Verify your backup script is using:
- Private endpoint if running within IBM Cloud (faster, no egress charges)
- Correct region-specific endpoint
- HMAC credentials from the service credential (not API key directly)
After updating policies, wait 5-10 minutes for propagation. The service credential itself doesn’t need regeneration - the policies control access. Test with a manual backup run before scheduling:
s3cmd put test-file.txt s3://backup-bucket-prod/ \
--access_key=HMAC_ACCESS_KEY \
--secret_key=HMAC_SECRET_KEY
If you still see AccessDenied after policy updates, check the Activity Tracker logs. They’ll show exactly which policy evaluation failed and why. Look for events with action ‘cloud-object-storage.object.create’ and outcome ‘failure’.

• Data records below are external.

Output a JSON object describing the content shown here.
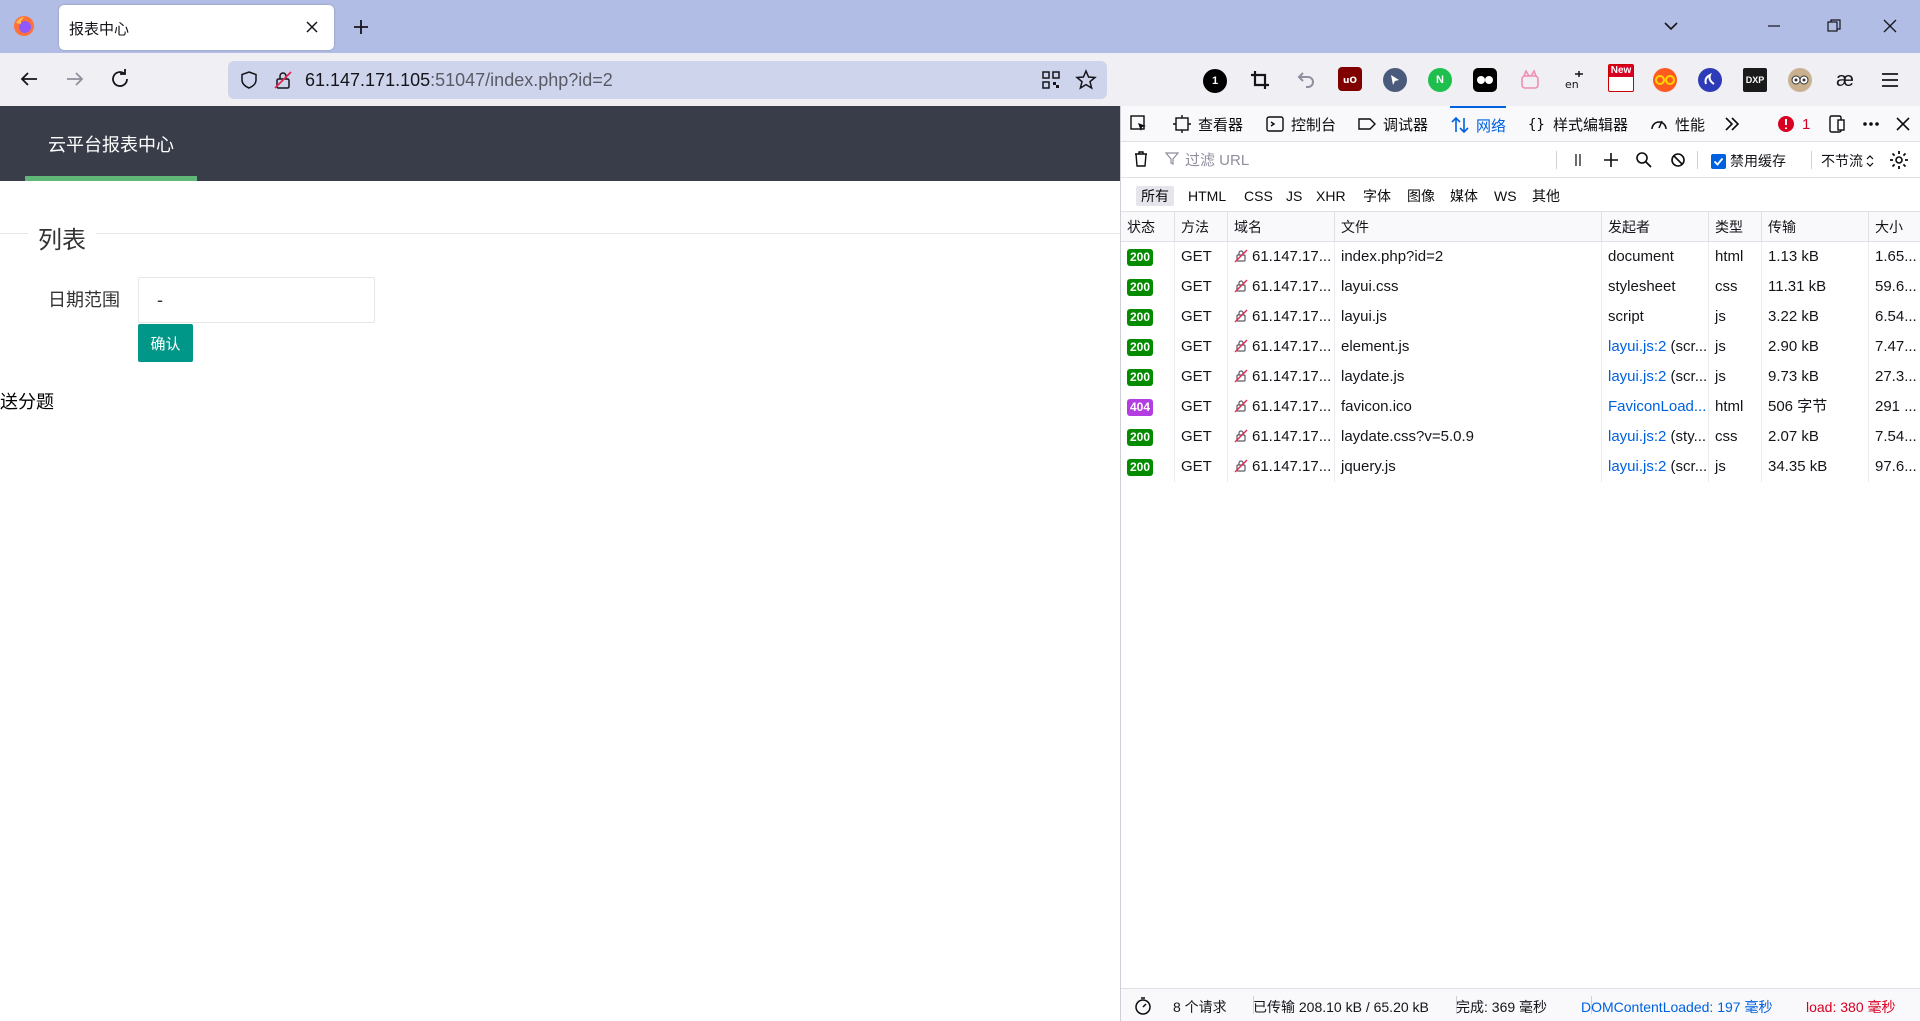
{
  "browser": {
    "tab_title": "报表中心",
    "url_host": "61.147.171.105",
    "url_rest": ":51047/index.php?id=2"
  },
  "extensions": [
    "1",
    "crop",
    "undo",
    "uBlock",
    "cursor",
    "N",
    "tampermonkey",
    "cat",
    "en",
    "New",
    "glasses",
    "sync",
    "DXP",
    "owl",
    "æ"
  ],
  "page": {
    "app_title": "云平台报表中心",
    "section_title": "列表",
    "date_label": "日期范围",
    "date_value": "-",
    "confirm_label": "确认",
    "bonus_text": "送分题"
  },
  "devtools": {
    "tabs": {
      "inspector": "查看器",
      "console": "控制台",
      "debugger": "调试器",
      "network": "网络",
      "style_editor": "样式编辑器",
      "performance": "性能"
    },
    "error_count": "1",
    "filter_placeholder": "过滤 URL",
    "disable_cache": "禁用缓存",
    "throttle": "不节流",
    "type_filters": [
      "所有",
      "HTML",
      "CSS",
      "JS",
      "XHR",
      "字体",
      "图像",
      "媒体",
      "WS",
      "其他"
    ],
    "columns": [
      "状态",
      "方法",
      "域名",
      "文件",
      "发起者",
      "类型",
      "传输",
      "大小"
    ],
    "requests": [
      {
        "status": "200",
        "method": "GET",
        "domain": "61.147.17...",
        "file": "index.php?id=2",
        "initiator": "document",
        "initiator_extra": "",
        "type": "html",
        "transfer": "1.13 kB",
        "size": "1.65..."
      },
      {
        "status": "200",
        "method": "GET",
        "domain": "61.147.17...",
        "file": "layui.css",
        "initiator": "stylesheet",
        "initiator_extra": "",
        "type": "css",
        "transfer": "11.31 kB",
        "size": "59.6..."
      },
      {
        "status": "200",
        "method": "GET",
        "domain": "61.147.17...",
        "file": "layui.js",
        "initiator": "script",
        "initiator_extra": "",
        "type": "js",
        "transfer": "3.22 kB",
        "size": "6.54..."
      },
      {
        "status": "200",
        "method": "GET",
        "domain": "61.147.17...",
        "file": "element.js",
        "initiator": "layui.js:2",
        "initiator_extra": " (scr...",
        "type": "js",
        "transfer": "2.90 kB",
        "size": "7.47..."
      },
      {
        "status": "200",
        "method": "GET",
        "domain": "61.147.17...",
        "file": "laydate.js",
        "initiator": "layui.js:2",
        "initiator_extra": " (scr...",
        "type": "js",
        "transfer": "9.73 kB",
        "size": "27.3..."
      },
      {
        "status": "404",
        "method": "GET",
        "domain": "61.147.17...",
        "file": "favicon.ico",
        "initiator": "FaviconLoad...",
        "initiator_extra": "",
        "type": "html",
        "transfer": "506 字节",
        "size": "291 ..."
      },
      {
        "status": "200",
        "method": "GET",
        "domain": "61.147.17...",
        "file": "laydate.css?v=5.0.9",
        "initiator": "layui.js:2",
        "initiator_extra": " (sty...",
        "type": "css",
        "transfer": "2.07 kB",
        "size": "7.54..."
      },
      {
        "status": "200",
        "method": "GET",
        "domain": "61.147.17...",
        "file": "jquery.js",
        "initiator": "layui.js:2",
        "initiator_extra": " (scr...",
        "type": "js",
        "transfer": "34.35 kB",
        "size": "97.6..."
      }
    ],
    "statusbar": {
      "requests": "8 个请求",
      "transferred": "已传输 208.10 kB / 65.20 kB",
      "finish": "完成: 369 毫秒",
      "dom_loaded": "DOMContentLoaded: 197 毫秒",
      "load": "load: 380 毫秒"
    }
  },
  "colors": {
    "status_ok": "#058b00",
    "status_404": "#b33de0",
    "load_color": "#d70022",
    "dom_color": "#0061e0"
  }
}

One gotcha: if you’re using resource groups, make sure the service credential has Viewer role on the resource group itself, in addition to the bucket policies. This is required for the credential to even see the buckets exist.
The key principle here is that IAM policy scoping for service credentials needs to be explicit about resources. Instance-level roles are convenient but don’t play well with bucket-level policies. For production automated backup integration, always use bucket-level policies with service-to-service authorization.